[Illustration: "Beethoven at Heiligenstadt."
From the painting by Carl Schmidt.]

Early in July Beethoven left Montonvasar for Furen, a health resort on the Plattensee, which he reached after a hard trip. Fatigued, grieving over the first parting from Therese, and downcast over his uncertain future, he there wrote the letter to his "Immortal Beloved," which is now one of the treasures of the Berlin Library. It is a long letter, much too long to be given here in full, written for the most part in ejaculatory phrases, and curiously alternating between love, despair, courage and hopefulness and commonplace, everyday affairs. Nor will space permit me to tell how Alexander W. Thayer, an American, who spent a great part of his life and means in gathering detailed and authentic data for a Beethoven biography,—which, however, he did not live to finish,—worked out the year in which this letter was written (Beethoven gave only the day of the month); showed that it must be 1806; proved further that it could not have been intended for Giulietta Guicciardi, yet did not venture to state that Countess Therese Brunswick was the undoubted recipient. Afterward, I believe, he heard of Miriam Tenger, entered into correspondence with her, and the letters doubtless will be found among his papers; but he did not live to make use of the information.

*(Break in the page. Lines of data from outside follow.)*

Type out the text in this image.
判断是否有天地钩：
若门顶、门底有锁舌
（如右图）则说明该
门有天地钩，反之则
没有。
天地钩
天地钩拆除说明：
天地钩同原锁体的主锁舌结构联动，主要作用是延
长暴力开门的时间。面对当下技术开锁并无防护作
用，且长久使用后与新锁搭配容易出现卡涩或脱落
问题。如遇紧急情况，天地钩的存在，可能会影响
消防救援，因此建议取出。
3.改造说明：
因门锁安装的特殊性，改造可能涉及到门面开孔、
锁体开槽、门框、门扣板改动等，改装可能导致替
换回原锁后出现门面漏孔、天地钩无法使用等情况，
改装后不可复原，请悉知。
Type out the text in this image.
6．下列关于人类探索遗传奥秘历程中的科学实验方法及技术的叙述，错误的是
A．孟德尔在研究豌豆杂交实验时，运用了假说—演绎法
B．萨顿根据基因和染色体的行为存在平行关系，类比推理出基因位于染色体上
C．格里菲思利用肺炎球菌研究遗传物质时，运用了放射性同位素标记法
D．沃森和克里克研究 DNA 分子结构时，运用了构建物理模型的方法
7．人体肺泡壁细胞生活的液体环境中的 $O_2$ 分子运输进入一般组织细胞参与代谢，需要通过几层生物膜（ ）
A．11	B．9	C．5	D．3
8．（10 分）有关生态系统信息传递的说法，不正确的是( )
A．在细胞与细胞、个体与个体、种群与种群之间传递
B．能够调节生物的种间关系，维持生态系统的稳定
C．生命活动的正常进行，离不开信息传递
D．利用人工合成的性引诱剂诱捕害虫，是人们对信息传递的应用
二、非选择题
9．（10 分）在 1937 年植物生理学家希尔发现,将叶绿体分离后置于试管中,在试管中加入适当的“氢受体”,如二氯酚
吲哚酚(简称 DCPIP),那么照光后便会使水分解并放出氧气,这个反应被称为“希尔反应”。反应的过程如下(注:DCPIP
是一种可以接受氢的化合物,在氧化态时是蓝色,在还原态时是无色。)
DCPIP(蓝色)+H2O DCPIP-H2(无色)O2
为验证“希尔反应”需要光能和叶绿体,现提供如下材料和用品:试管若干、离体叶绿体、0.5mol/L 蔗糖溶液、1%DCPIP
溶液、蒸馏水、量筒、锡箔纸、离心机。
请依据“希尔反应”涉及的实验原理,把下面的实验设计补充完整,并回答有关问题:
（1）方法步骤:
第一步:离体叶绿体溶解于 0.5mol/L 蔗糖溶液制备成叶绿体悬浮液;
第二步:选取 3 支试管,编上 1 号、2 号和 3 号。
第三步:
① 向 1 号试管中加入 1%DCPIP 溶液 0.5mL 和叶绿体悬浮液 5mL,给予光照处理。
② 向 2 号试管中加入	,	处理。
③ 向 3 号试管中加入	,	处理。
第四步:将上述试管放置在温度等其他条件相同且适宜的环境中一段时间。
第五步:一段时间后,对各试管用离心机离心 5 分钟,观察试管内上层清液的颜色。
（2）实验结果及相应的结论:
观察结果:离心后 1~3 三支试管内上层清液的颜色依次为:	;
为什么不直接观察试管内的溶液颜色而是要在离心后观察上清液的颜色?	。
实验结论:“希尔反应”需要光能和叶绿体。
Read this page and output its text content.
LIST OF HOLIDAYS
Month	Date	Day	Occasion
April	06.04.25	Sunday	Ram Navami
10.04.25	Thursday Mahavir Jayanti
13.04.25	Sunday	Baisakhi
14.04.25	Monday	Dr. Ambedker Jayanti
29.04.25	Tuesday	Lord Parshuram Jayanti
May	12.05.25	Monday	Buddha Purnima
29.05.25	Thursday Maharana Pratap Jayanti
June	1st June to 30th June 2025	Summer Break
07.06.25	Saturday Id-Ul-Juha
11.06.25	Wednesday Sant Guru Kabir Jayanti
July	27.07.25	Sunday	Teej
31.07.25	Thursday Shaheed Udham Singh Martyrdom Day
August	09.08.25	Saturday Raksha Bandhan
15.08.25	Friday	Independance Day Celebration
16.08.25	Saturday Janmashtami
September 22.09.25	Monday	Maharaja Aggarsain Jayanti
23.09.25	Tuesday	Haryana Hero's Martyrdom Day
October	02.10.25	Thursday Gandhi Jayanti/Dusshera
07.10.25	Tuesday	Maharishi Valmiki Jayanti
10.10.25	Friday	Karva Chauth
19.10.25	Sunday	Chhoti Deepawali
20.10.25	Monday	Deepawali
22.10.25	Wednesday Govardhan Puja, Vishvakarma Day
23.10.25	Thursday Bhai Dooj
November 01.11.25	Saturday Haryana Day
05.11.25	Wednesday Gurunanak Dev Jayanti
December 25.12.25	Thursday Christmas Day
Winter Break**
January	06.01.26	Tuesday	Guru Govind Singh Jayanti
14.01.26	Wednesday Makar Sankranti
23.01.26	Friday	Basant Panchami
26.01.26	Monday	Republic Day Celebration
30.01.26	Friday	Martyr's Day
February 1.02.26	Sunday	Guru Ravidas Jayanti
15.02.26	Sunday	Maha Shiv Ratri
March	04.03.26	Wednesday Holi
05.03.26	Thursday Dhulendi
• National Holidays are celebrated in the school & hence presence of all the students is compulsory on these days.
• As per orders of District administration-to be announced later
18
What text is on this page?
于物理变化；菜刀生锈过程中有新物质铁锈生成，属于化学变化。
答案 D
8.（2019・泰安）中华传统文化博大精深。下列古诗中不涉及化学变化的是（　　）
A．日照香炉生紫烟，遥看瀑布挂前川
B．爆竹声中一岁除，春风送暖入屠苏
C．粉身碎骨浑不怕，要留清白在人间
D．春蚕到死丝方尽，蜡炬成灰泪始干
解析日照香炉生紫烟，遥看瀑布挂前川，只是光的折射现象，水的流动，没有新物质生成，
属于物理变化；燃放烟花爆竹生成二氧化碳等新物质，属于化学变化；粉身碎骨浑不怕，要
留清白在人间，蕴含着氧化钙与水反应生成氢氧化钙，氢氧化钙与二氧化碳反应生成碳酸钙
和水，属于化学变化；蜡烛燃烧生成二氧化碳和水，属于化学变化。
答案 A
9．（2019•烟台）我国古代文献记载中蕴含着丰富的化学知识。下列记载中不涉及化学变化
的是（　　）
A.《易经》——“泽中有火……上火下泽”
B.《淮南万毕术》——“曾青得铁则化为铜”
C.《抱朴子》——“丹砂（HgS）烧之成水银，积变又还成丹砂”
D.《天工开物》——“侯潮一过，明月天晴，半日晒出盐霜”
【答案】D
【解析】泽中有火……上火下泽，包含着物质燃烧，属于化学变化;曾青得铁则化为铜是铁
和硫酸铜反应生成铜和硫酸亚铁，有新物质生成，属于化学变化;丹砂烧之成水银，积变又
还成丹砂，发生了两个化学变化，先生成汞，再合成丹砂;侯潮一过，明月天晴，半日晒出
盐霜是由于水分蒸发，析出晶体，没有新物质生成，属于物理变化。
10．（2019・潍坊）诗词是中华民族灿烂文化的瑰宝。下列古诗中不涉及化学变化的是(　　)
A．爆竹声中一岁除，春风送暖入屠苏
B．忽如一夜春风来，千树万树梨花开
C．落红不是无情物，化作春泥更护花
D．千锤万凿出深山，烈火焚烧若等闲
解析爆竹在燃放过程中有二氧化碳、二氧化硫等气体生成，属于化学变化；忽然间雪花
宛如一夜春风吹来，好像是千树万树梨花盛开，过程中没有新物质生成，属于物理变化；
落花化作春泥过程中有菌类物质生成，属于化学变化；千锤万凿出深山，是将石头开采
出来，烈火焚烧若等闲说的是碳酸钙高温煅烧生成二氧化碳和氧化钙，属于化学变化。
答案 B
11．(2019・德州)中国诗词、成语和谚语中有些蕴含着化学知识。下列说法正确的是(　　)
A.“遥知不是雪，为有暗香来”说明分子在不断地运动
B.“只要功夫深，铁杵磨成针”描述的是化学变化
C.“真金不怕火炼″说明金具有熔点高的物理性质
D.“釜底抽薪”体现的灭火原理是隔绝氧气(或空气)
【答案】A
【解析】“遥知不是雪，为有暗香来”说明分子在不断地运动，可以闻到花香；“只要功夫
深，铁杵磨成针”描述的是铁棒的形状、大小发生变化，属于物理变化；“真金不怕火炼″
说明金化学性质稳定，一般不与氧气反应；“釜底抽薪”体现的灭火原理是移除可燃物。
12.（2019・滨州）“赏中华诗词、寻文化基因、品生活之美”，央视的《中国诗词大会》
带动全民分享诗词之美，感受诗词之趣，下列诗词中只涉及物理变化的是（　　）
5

One of the reasons why the identity of the recipient of Beethoven's letter remained so long unknown was that he did not address her by name. The letter begins: "My angel, my all, myself!" In order to secure a fixed position, Beethoven had decided to try Prussia and even England, and this intention he refers to when, after apostrophizing Therese as his "immortal beloved," he writes these burning words:

"Yes, I have decided to toss abroad so long, until I can fly to your arms and call myself at home with you, and let my soul, enveloped in your love, wander through the kingdom of spirits." The letter has this exclamatory postscript:

"Eternally yours!
Eternally mine!
Eternally one another's!"

The engagement lasted until 1810, four years, when the letters, which through Franz's aid had passed between Beethoven and Therese, were returned. Therese, however, always treasured as one of her "jewels" a sprig of immortelle fastened with a ribbon to a bit of paper, the ribbon fading with passing years, the paper growing yellow, but still showing the words: "L'Immortelle à son Immortelle—Luigi."

It had been Beethoven's custom to enclose a sprig of immortelle in nearly every letter he sent her, and all these sprigs she kept in her desk many, many years. She made a white silken pillow of the flowers; and, when death came at last, she was laid at rest, her head cushioned on the mementos of the man she had loved.